Figure 6. RIG-3 regulates ACR-16 delivery to post-synaptic elements

Representative images (A) and summary data (B) are shown for FRAP of ACR-16::GFP at dorsal cord NMJs of control and aldicarb treated animals. At time 0, ACR-16 fluorescence in a 2 μm box encompassing a single punctum was photobleached. ACR-16 fluorescence was subsequently measured at the photobleached and a neighboring control punctum. The fractional recovery of fluorescence 45 minutes after photobleaching is shown (B). The fluorescence of control unbleached puncta did not change significantly after 45 minutes of imaging (data not shown). The number of animals analyzed is indicated for each genotype. Values that differ significantly from wild type controls are indicated (**, p <0.01). Error bars indicate SEM.

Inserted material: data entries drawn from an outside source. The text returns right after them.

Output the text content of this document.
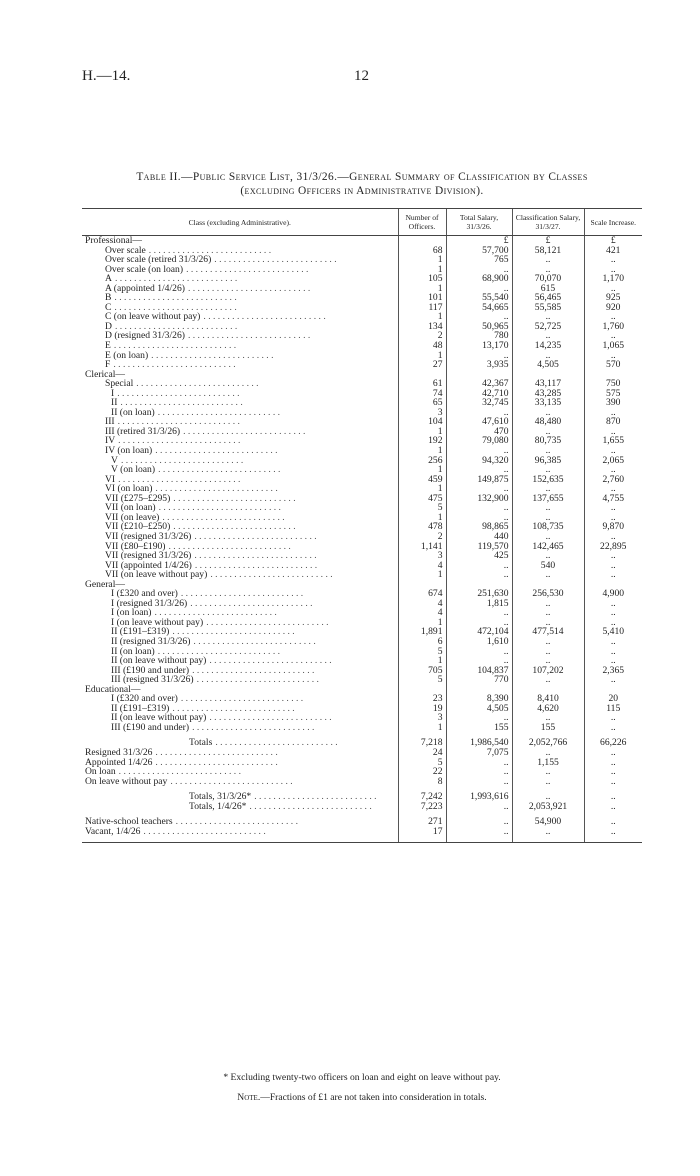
H.—14.	12
Table II.—Public Service List, 31/3/26.—General Summary of Classification by Classes
(excluding Officers in Administrative Division).
Class (excluding Administrative).	Number of Officers.	Total Salary, 31/3/26.	Classification Salary, 31/3/27.	Scale Increase.

Professional—		£	£	£

Over scale . . . . . . . . . . . . . . . . . . . . . . . . . .	68	57,700	58,121	421

Over scale (retired 31/3/26) . . . . . . . . . . . . . . . . . . . . . . . . . .	1	765	..	..

Over scale (on loan) . . . . . . . . . . . . . . . . . . . . . . . . . .	1	..	..	..

A . . . . . . . . . . . . . . . . . . . . . . . . . .	105	68,900	70,070	1,170

A (appointed 1/4/26) . . . . . . . . . . . . . . . . . . . . . . . . . .	1	..	615	..

B . . . . . . . . . . . . . . . . . . . . . . . . . .	101	55,540	56,465	925

C . . . . . . . . . . . . . . . . . . . . . . . . . .	117	54,665	55,585	920

C (on leave without pay) . . . . . . . . . . . . . . . . . . . . . . . . . .	1	..	..	..

D . . . . . . . . . . . . . . . . . . . . . . . . . .	134	50,965	52,725	1,760

D (resigned 31/3/26) . . . . . . . . . . . . . . . . . . . . . . . . . .	2	780	..	..

E . . . . . . . . . . . . . . . . . . . . . . . . . .	48	13,170	14,235	1,065

E (on loan) . . . . . . . . . . . . . . . . . . . . . . . . . .	1	..	..	..

F . . . . . . . . . . . . . . . . . . . . . . . . . .	27	3,935	4,505	570

Clerical—				

Special . . . . . . . . . . . . . . . . . . . . . . . . . .	61	42,367	43,117	750

I . . . . . . . . . . . . . . . . . . . . . . . . . .	74	42,710	43,285	575

II . . . . . . . . . . . . . . . . . . . . . . . . . .	65	32,745	33,135	390

II (on loan) . . . . . . . . . . . . . . . . . . . . . . . . . .	3	..	..	..

III . . . . . . . . . . . . . . . . . . . . . . . . . .	104	47,610	48,480	870

III (retired 31/3/26) . . . . . . . . . . . . . . . . . . . . . . . . . .	1	470	..	..

IV . . . . . . . . . . . . . . . . . . . . . . . . . .	192	79,080	80,735	1,655

IV (on loan) . . . . . . . . . . . . . . . . . . . . . . . . . .	1	..	..	..

V . . . . . . . . . . . . . . . . . . . . . . . . . .	256	94,320	96,385	2,065

V (on loan) . . . . . . . . . . . . . . . . . . . . . . . . . .	1	..	..	..

VI . . . . . . . . . . . . . . . . . . . . . . . . . .	459	149,875	152,635	2,760

VI (on loan) . . . . . . . . . . . . . . . . . . . . . . . . . .	1	..	..	..

VII (£275–£295) . . . . . . . . . . . . . . . . . . . . . . . . . .	475	132,900	137,655	4,755

VII (on loan) . . . . . . . . . . . . . . . . . . . . . . . . . .	5	..	..	..

VII (on leave) . . . . . . . . . . . . . . . . . . . . . . . . . .	1	..	..	..

VII (£210–£250) . . . . . . . . . . . . . . . . . . . . . . . . . .	478	98,865	108,735	9,870

VII (resigned 31/3/26) . . . . . . . . . . . . . . . . . . . . . . . . . .	2	440	..	..

VII (£80–£190) . . . . . . . . . . . . . . . . . . . . . . . . . .	1,141	119,570	142,465	22,895

VII (resigned 31/3/26) . . . . . . . . . . . . . . . . . . . . . . . . . .	3	425	..	..

VII (appointed 1/4/26) . . . . . . . . . . . . . . . . . . . . . . . . . .	4	..	540	..

VII (on leave without pay) . . . . . . . . . . . . . . . . . . . . . . . . . .	1	..	..	..

General—				

I (£320 and over) . . . . . . . . . . . . . . . . . . . . . . . . . .	674	251,630	256,530	4,900

I (resigned 31/3/26) . . . . . . . . . . . . . . . . . . . . . . . . . .	4	1,815	..	..

I (on loan) . . . . . . . . . . . . . . . . . . . . . . . . . .	4	..	..	..

I (on leave without pay) . . . . . . . . . . . . . . . . . . . . . . . . . .	1	..	..	..

II (£191–£319) . . . . . . . . . . . . . . . . . . . . . . . . . .	1,891	472,104	477,514	5,410

II (resigned 31/3/26) . . . . . . . . . . . . . . . . . . . . . . . . . .	6	1,610	..	..

II (on loan) . . . . . . . . . . . . . . . . . . . . . . . . . .	5	..	..	..

II (on leave without pay) . . . . . . . . . . . . . . . . . . . . . . . . . .	1	..	..	..

III (£190 and under) . . . . . . . . . . . . . . . . . . . . . . . . . .	705	104,837	107,202	2,365

III (resigned 31/3/26) . . . . . . . . . . . . . . . . . . . . . . . . . .	5	770	..	..

Educational—				

I (£320 and over) . . . . . . . . . . . . . . . . . . . . . . . . . .	23	8,390	8,410	20

II (£191–£319) . . . . . . . . . . . . . . . . . . . . . . . . . .	19	4,505	4,620	115

II (on leave without pay) . . . . . . . . . . . . . . . . . . . . . . . . . .	3	..	..	..

III (£190 and under) . . . . . . . . . . . . . . . . . . . . . . . . . .	1	155	155	..

Totals . . . . . . . . . . . . . . . . . . . . . . . . . .	7,218	1,986,540	2,052,766	66,226

Resigned 31/3/26 . . . . . . . . . . . . . . . . . . . . . . . . . .	24	7,075	..	..

Appointed 1/4/26 . . . . . . . . . . . . . . . . . . . . . . . . . .	5	..	1,155	..

On loan . . . . . . . . . . . . . . . . . . . . . . . . . .	22	..	..	..

On leave without pay . . . . . . . . . . . . . . . . . . . . . . . . . .	8	..	..	..

Totals, 31/3/26* . . . . . . . . . . . . . . . . . . . . . . . . . .	7,242	1,993,616	..	..

Totals, 1/4/26* . . . . . . . . . . . . . . . . . . . . . . . . . .	7,223	..	2,053,921	..

Native-school teachers . . . . . . . . . . . . . . . . . . . . . . . . . .	271	..	54,900	..

Vacant, 1/4/26 . . . . . . . . . . . . . . . . . . . . . . . . . .	17	..	..	..

* Excluding twenty-two officers on loan and eight on leave without pay.
Note.—Fractions of £1 are not taken into consideration in totals.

Figure 7. CAM-1 Wnt receptors are required for RIG-3’s effects on ACR-16

(A) Averaged traces and summary data are shown for endogenous EPSCs of control and aldicarb treated animals. The number of animals analyzed is indicated for each genotype. (B-C) Representative images and summary data are shown for dorsal cord ACR-16::GFP (B) and ventral cord CAM-1::GFP fluorescence (C) in control and aldicarb treated animals. The number of animals analyzed is indicated for each genotype. GFP-tagged ACR-16 and CAM-1 were expressed in body muscles (using the myo-3 promoter). (D-E) Summary data is shown for aldicarb-induced paralysis in the indicated genotypes. The number of trials (~20 animals/trial) is indicated for each genotype. In panel E, all strains (including the WT control) contain the zdIs5 transgene, which expresses GFP in the touch neurons. Values that differ significantly from wild type controls are indicated (***, p < 0.001; *, p <0.05). Error bars indicate SEM.

Figure 8. RIG-3 antagonizes the effects of Wnt on ALM polarity

(A) Expression of the mCherry-tagged rig-3 genomic construct is shown in ALM neurons. The ALM neurons were visualized with the zdIs5 transgene, which expresses GFP in the touch neurons (with the mec-4 promoter). (B) Representative images and schematic drawings are shown illustrating wild type, bipolar (less severe), and reversed (more severe) ALM defects. (C) Summary data for ALM polarity defects are shown for the indicated genotypes. The number of animals analyzed is indicated for each genotype. All strains contain the zdIs5 transgene, to allow visualization of ALM neurons. Values that differ significantly from wild type controls are indicated (***, p< 0.001; **, p< 0.01).